Ermittlungsergebnis der 71 toten Flüchtlinge

Eisenstadt, 26. 11. 2015 –

Abschließendes Ermittlungsergebnis im Fall der 71 toten Flüchtlinge auf der A 4

Am 27. August 2015, gegen 10:50 Uhr wollten Beamte der Autobahnpolizeiinspektion Potzneusiedl auf der Autobahn A4, Fahrtrichtung Wien, Gemeindegebiet von Parndorf, in einer Pannenbucht einen abgestellten LKW kontrollieren. Die Polizisten öffneten den Laderaum und entdeckten darin eine vorerst unbekannte Anzahl an Leichen.
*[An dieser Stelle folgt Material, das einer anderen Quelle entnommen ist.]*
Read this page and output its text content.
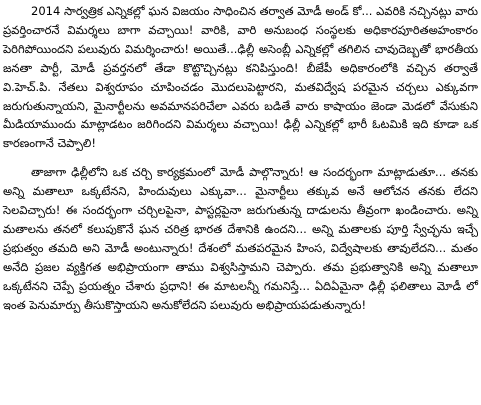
2014 సార్వత్రిక ఎన్నికల్లో ఘన విజయం సాధించిన తర్వాత మోడీ అండ్ కో... ఎవరికి నచ్చినట్లు వారు ప్రవర్తించారనే విమర్శలు బాగా వచ్చాయి! వారికి, వారి అనుబంధ సంస్థలకు అధికారపూరితఅహంకారం పెరిగిపోయిందని పలువురు విమర్శించారు! అయితే...ఢిల్లీ అసెంబ్లీ ఎన్నికల్లో తగిలిన చావుదెబ్బతో భారతీయ జనతా పార్టీ, మోడీ ప్రవర్తనలో తేడా కొట్టొచ్చినట్లు కనిపిస్తుంది! బీజేపీ అధికారంలోకి వచ్చిన తర్వాతే వి.హెచ్.పి. నేతలు విశ్వరూపం చూపించడం మొదలుపెట్టారని, మతవిద్వేష పరమైన చర్చలు ఎక్కువగా జరుగుతున్నాయని, మైనార్టీలను అవమానపరిచేలా ఎవరు బడితే వారు కాషాయం జెండా మెడలో వేసుకుని మీడియాముందు మాట్లాడటం జరిగిందని విమర్శలు వచ్చాయి! ఢిల్లీ ఎన్నికల్లో భారీ ఓటమికి ఇది కూడా ఒక కారణంగానే చెప్పాలి!

తాజాగా ఢిల్లీలోని ఒక చర్చి కార్యక్రమంలో మోడీ పాల్గొన్నారు! ఆ సందర్భంగా మాట్లాడుతూ... తనకు అన్ని మతాలూ ఒక్కటేనని, హిందువులు ఎక్కువా... మైనార్టీలు తక్కువ అనే ఆలోచన తనకు లేదని సెలవిచ్చారు! ఈ సందర్భంగా చర్చిలపైనా, పాస్టర్లపైనా జరుగుతున్న దాడులను తీవ్రంగా ఖండించారు. అన్ని మతాలను తనలో కలుపుకొనే ఘన చరిత్ర భారత దేశానికి ఉందని... అన్ని మతాలకు పూర్తి స్వేచ్ఛను ఇచ్చే ప్రభుత్వం తమది అని మోడీ అంటున్నారు! దేశంలో మతపరమైన హింస, విద్వేషాలకు తావులేదని... మతం అనేది ప్రజల వ్యక్తిగత అభిప్రాయంగా తాము విశ్వసిస్తామని చెప్పారు. తమ ప్రభుత్వానికి అన్ని మతాలూ ఒక్కటేనని చెప్పే ప్రయత్నం చేశారు ప్రధాని! ఈ మాటలన్నీ గమనిస్తే... ఏదిఏమైనా ఢిల్లీ ఫలితాలు మోడీ లో ఇంత పెనుమార్పు తీసుకొస్తాయని అనుకోలేదని పలువురు అభిప్రాయపడుతున్నారు!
Beamte der Tatortgruppe des Landeskriminalamtes Burgenland (unterstützt von Kollegen aus NÖ) führten die Spurensicherung am unmittelbaren Tatort durch. Um Rückschlüsse auf den Lenker ziehen zu können, wurde das Hauptaugenmerk auf die Fahrerkabine gelegt, die auf kriminaltechnisch verwertbare Spuren untersucht wurde. In diesem Zusammenhang wurden Fingerabdruckspuren und DNA-Spuren gesichert. Auch der Außenbereich wurde kriminaltechnisch untersucht. Aufgrund der Kontamination im Laderaum war in diesem eine zielführende Untersuchung nicht möglich.
Identifizierungen:
Derzeit wurden 69 Leichen eindeutig identifiziert. Die Sterbeurkunden wurden ausgestellt.
Bei einem Verstorbenen ist die Staatsangehörigkeit (Iran) bekannt. Man erwartet jedoch noch zwecks endgültiger Feststellung der Identität Vergleichsmaterial aus dem Iran.
Im Fall des 71. Leichnams gelangten die Ermittler zu keinerlei Hinweisen die Identität betreffend.
Staatsangehörigkeiten:
21  aus Afghanistan.
29 aus dem Irak.
5 aus dem Iran.
15 aus Syrien.
1 Person nicht identifiziert.

Identifizierung – Vorgehensweise:
In 21 Fällen durch Daktyloskopie (Abnahme von Fingerabdrücken)
44 Opfer wurden mittels DNA identifiziert.
4 Opfer über die sogenannte zweite Linie durch Ermittlungen wie Tattoos oder unveränderliche körperliche Merkmale.
Bei einer Person werden die persönlichen Daten inklusive Vergleichsmaterial erwartet.
Zu einer Person gibt es keinerlei Hinweise.
Durch einen afghanischen und 2 kurdische Nachrichtensender (Irak+Syrien) wurden mehrere Öffentlichkeitsaufrufe durchgeführt.
Die erhebenden Beamten nahmen in 56 Fällen persönlichen Kontakt mit Angehörigen oder deren Bevollmächtigten auf.
• Die Rückführung von irakischen Staatsangehörigen wurde unter anderem von der Botschaft in Wien teilweise organisiert und auch bezahlt.
• Mitglieder der kurdischen Ethnie wurden durch die Vertretungsbehörde des kurdischen Regionalparlamentes in Wien überführt und auch die Kosten dafür wurden übernommen, unabhängig davon welche Staatsangehörigkeit die Kurden hatten (Syrien oder Irak).
• Die afghanische Botschaft unterstützte die Hinterbliebenen, Kosten wurden keine übernommen. In diesen Fällen engagierten sich mehrere afghanische Kulturvereine. Durch Sammlungen konnten Kosten gedeckt werden, um einen Großteil der Leichname rückführen zu können.
• Die iranische Botschaft organisierte die Rückführungen der iranischen Staatsangehörigen.
• 15 Personen wurden im islamischen Teil des Zentralfriedhofes Wien begraben, hier erfolgte die Unterstützung durch die Islamische Glaubensgemeinschaft Wien.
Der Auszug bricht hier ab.